- Location: Jaffna District, Sri Lanka Kilinochchi District, Sri Lanka
- Coordinates: 9°35′N 80°15′E﻿ / ﻿9.583°N 80.250°E
- Type: Lagoon
- Primary outflows: Indian Ocean
- Surface area: 400 square kilometres (150 sq mi)
- Surface elevation: Sea level

= Jaffna Lagoon =

Body of water in northern Sri Lanka

Jaffna Lagoon is a large lagoon off Jaffna District and Kilinochchi District, northern Sri Lanka. The lagoon is surrounded by the densely populated Jaffna Peninsula containing palmyra palms, coconut plantations, and rice paddies. There are numerous fishing villages and some salt pans. The lagoon has extensive mudflats, seagrass beds and some mangroves. The lagoon attracts a wide variety of water birds including American flamingoes, ducks, gulls, terns and other shorebirds.

==Jaffna Lagoon==
Jaffna Lagoon is a shallow coastal stretch of water between the Jaffna and the Kilinochchi Districts in northern Sri Lanka.
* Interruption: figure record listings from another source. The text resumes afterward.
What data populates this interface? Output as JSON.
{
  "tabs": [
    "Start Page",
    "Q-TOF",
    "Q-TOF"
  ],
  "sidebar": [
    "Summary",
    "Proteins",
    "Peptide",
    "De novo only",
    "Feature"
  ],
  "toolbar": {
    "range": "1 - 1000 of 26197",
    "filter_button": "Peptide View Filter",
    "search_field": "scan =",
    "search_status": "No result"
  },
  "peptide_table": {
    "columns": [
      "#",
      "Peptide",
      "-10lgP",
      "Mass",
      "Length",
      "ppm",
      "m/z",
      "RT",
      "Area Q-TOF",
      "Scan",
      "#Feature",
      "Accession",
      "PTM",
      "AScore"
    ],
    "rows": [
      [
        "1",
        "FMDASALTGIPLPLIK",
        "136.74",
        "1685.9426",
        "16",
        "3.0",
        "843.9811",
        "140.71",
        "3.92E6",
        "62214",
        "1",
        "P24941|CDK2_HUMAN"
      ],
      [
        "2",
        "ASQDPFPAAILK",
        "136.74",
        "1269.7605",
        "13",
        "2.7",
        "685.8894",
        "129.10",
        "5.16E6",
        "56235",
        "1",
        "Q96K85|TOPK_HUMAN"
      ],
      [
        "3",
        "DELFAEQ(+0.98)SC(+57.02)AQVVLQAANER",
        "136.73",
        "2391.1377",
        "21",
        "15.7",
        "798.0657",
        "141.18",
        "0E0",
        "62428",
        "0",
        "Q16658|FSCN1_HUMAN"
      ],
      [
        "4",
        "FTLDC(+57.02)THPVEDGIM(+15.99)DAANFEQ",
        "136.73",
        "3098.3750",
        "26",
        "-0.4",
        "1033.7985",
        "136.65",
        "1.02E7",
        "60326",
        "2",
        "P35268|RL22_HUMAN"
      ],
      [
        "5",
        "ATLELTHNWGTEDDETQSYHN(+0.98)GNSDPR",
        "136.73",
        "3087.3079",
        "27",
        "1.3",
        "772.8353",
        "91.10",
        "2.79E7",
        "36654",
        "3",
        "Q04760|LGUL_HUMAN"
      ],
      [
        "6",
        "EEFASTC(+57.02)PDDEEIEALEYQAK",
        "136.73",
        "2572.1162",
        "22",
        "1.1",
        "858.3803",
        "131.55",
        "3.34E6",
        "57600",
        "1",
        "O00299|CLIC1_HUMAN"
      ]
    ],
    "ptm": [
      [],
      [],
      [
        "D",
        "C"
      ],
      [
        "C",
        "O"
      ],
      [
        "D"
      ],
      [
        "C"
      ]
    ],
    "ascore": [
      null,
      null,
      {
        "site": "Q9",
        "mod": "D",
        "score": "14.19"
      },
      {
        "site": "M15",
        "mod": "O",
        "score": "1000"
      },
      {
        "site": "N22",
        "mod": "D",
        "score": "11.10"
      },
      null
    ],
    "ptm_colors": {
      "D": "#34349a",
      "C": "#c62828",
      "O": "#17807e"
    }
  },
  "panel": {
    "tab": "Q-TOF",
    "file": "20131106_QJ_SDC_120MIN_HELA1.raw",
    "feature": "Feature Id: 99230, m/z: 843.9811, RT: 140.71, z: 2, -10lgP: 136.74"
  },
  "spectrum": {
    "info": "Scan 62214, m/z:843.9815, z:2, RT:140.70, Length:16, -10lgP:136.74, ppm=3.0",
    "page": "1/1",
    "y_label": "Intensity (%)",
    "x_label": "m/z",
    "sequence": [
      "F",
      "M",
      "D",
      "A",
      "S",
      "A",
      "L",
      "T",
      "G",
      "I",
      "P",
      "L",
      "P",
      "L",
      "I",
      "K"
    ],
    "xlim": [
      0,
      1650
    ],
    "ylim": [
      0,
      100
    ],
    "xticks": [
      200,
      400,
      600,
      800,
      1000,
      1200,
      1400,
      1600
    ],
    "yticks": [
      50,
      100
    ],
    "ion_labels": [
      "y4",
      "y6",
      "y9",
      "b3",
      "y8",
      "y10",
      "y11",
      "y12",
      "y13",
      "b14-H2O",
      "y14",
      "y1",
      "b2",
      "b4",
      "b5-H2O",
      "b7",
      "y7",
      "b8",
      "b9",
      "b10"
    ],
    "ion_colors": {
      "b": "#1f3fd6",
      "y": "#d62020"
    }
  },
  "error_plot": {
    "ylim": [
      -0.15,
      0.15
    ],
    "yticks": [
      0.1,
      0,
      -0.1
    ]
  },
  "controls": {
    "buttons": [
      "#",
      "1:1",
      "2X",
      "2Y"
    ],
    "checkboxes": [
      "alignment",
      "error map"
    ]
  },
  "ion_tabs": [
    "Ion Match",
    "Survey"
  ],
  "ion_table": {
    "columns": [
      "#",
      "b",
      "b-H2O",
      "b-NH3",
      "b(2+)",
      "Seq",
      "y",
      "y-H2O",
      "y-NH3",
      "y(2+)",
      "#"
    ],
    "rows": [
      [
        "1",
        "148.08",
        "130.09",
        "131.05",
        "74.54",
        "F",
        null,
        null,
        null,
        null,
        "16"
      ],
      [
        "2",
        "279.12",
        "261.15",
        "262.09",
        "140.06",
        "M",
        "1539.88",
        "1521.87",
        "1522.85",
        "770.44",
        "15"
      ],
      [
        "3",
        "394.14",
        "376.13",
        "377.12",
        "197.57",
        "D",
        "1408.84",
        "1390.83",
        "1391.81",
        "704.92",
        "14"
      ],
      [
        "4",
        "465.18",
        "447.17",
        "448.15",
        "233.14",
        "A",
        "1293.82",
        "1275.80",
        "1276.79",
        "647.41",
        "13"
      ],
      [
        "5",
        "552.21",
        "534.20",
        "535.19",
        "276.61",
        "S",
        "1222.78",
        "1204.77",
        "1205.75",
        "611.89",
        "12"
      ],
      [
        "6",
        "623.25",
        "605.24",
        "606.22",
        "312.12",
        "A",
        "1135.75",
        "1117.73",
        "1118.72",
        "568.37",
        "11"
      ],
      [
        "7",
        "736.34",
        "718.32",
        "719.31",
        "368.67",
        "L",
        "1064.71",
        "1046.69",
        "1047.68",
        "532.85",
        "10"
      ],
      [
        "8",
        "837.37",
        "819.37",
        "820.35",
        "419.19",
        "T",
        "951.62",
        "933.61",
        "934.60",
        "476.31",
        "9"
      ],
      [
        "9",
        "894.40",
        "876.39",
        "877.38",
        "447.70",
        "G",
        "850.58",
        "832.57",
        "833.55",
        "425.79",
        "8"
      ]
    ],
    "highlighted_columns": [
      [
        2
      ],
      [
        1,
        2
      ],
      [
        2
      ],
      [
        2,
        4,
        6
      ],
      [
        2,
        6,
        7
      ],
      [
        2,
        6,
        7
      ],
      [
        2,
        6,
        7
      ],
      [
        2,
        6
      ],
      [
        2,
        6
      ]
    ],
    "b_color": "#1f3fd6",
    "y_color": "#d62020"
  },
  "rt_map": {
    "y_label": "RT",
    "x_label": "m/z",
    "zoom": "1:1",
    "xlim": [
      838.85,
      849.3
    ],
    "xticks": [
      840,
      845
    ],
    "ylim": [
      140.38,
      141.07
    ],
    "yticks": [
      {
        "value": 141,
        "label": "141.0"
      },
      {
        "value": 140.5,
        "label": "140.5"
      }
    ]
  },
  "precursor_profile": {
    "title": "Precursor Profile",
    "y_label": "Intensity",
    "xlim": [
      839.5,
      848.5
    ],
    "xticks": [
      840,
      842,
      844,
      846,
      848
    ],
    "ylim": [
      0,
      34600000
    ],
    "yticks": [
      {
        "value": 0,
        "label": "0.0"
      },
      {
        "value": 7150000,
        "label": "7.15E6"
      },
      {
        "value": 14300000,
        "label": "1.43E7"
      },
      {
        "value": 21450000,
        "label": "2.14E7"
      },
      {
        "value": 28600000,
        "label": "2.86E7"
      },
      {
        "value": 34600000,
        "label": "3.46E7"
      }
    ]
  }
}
It is located between the longitudes of 79°54E and 80°20E, and the latitudes of 9°30N and 9°50N, and connected to Palk Bay through a channel to the west. It is connected to two internal lagoons, Vadamarachchi Lagoon and Uppu Aru Lagoon, and the external Chundikkulam Lagoon (sometimes known as Elephants Pass Lagoon). The lagoons receive fresh water from their catchment areas, contain brackish or saline water and are connected to the sea; sandbanks sometimes form across the channels connecting them to the sea and at other times, these are washed away.

The shores of the lagoon are largely sand, shingle and mud, with many small creeks. There are some mudflats, saltmarshes and areas of scrubby mangrove. The area round the lagoon is marshland bordered by thick jungle with dense undergrowth. There are disused saltpans and marshy scrubland, as well as coconut plantations and fishing camps, but little human occupation.

== History ==
The town has been inhabited by Tamils since they arrived on the island. It is used by fishermen across the North, who have used the lagoon for fishing purposes. In the 15th century, the region came under the control of the Portuguese, who built a fort in the area due to its strategic position overseeing the lagoon. Later, the region came under the control of the Dutch in 1658, the British in 1796, before finally coming under the control of Sri Lanka after it gained independence in 1948. During the Sri Lankan Civil War, the area was critical for the LTTE, as the lagoon was used to smuggle in weapons and funds from abroad. In addition, the lagoon was also used to ferry civilians between the Vanni and Jaffna. Many battles in the region were fought with the main or one of the main objectives being to solidify control over the lagoon and the surrounding area, such as in Pooneryn and Elephant Pass. Both sides in the conflict planted land mines, including in the shallow waters of the lagoons. As a result of the conflict, much of the civilian population left the surrounding areas, either to nearby major towns and cities, or as refugees abroad. Most of the land mines have now been cleared, bringing the possibility of introducing increased ecotourism.

==Flora and fauna==
The lagoon is very shallow, mostly under 2 m deep, but in some places reaches 4 m. There are extensive areas of seagrass meadows, with shrimps and various species of fish. Plants growing on the shore include the coconut palm, doub palm, Ipomoea pes-caprae, and Calotropis gigantea, Azadirachta indica, Cynodon dactylon and Argemone mexicana.

The lagoon is visited by large numbers of migratory water birds during the winter. These include the northern pintail, the Eurasian wigeon, the garganey, the black-tailed godwit, the Eurasian curlew, the Eurasian teal, and the northern shoveler. Other birds found here include gulls, terns and the American flamingo.